The complexity class Quantum Statistical Zero-Knowledge ($\mathsf{QSZK}$) captures computational difficulties of the time-bounded quantum state testing problem with respect to the trace distance, known as the Quantum State Distinguishability Problem (QSDP) introduced by Watrous (FOCS 2002). However, QSDP is in $\mathsf{QSZK}$ merely within the constant polarizing regime, similar to its classical counterpart shown by Sahai and Vadhan (JACM 2003) due to the polarization lemma (error reduction for SDP). Recently, Berman, Degwekar, Rothblum, and Vasudevan (TCC 2019) extended the $\mathsf{SZK}$ containment for SDP beyond the polarizing regime via the time-bounded distribution testing problems with respect to the triangular discrimination and the Jensen-Shannon divergence. Our work introduces proper quantum analogs for these problems by defining quantum counterparts for triangular discrimination. We investigate whether the quantum analogs behave similarly to their classical counterparts and examine the limitations of existing approaches to polarization regarding quantum distances. These new $\mathsf{QSZK}$-complete problems improve $\mathsf{QSZK}$ containments for QSDP beyond the polarizing regime and establish a simple $\mathsf{QSZK}$-hardness for the quantum entropy difference problem (QEDP) defined by Ben-Aroya, Schwartz, and Ta-Shma (ToC 2010). Furthermore, we prove that QSDP with some exponentially small errors is in $\mathsf{PP}$, while the same problem without error is in $\mathsf{NQP}$.

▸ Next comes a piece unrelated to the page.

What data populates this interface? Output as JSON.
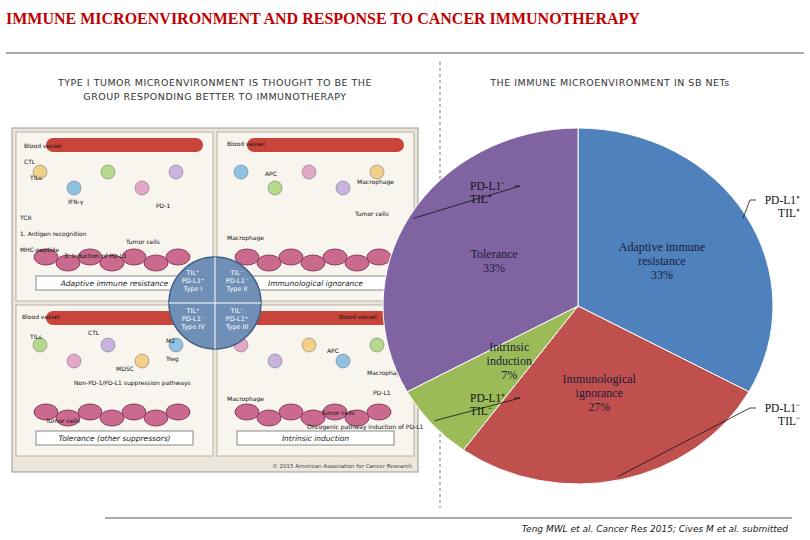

翻译：复杂度类量子统计零知识（$\mathsf{QSZK}$）刻画了关于迹距离的时间有界量子态测试问题的计算困难性，即由Watrous（FOCS 2002）提出的量子态可区分性问题（QSDP）。然而，类似于Sahai和Vadhan（JACM 2003）基于极化引理（SDP的误差缩减）所示的经典对应情形，QSDP仅在恒定极化区间内属于$\mathsf{QSZK}$。近期，Berman、Degwekar、Rothblum和Vasudevan（TCC 2019）通过考虑关于三角判别和詹森-香农散度的时间有界分布测试问题，将SDP的$\mathsf{SZK}$包含关系扩展至极化区间之外。本文通过定义三角判别的量子对应形式，引入了这些问题的恰当量子类似物。我们探究量子类似物是否具有与经典对应物相似的行为，并考察现有方法对量子距离极化问题的局限性。这些新的$\mathsf{QSZK}$完全问题改进了QSDP在极化区间之外的$\mathsf{QSZK}$包含关系，并为Ben-Aroya、Schwartz和Ta-Shma（ToC 2010）定义的量子熵差问题（QEDP）建立了简单的$\mathsf{QSZK}$困难性。此外，我们证明了具有某些指数级小误差的QSDP属于$\mathsf{PP}$，而无误差的同一问题属于$\mathsf{NQP}$。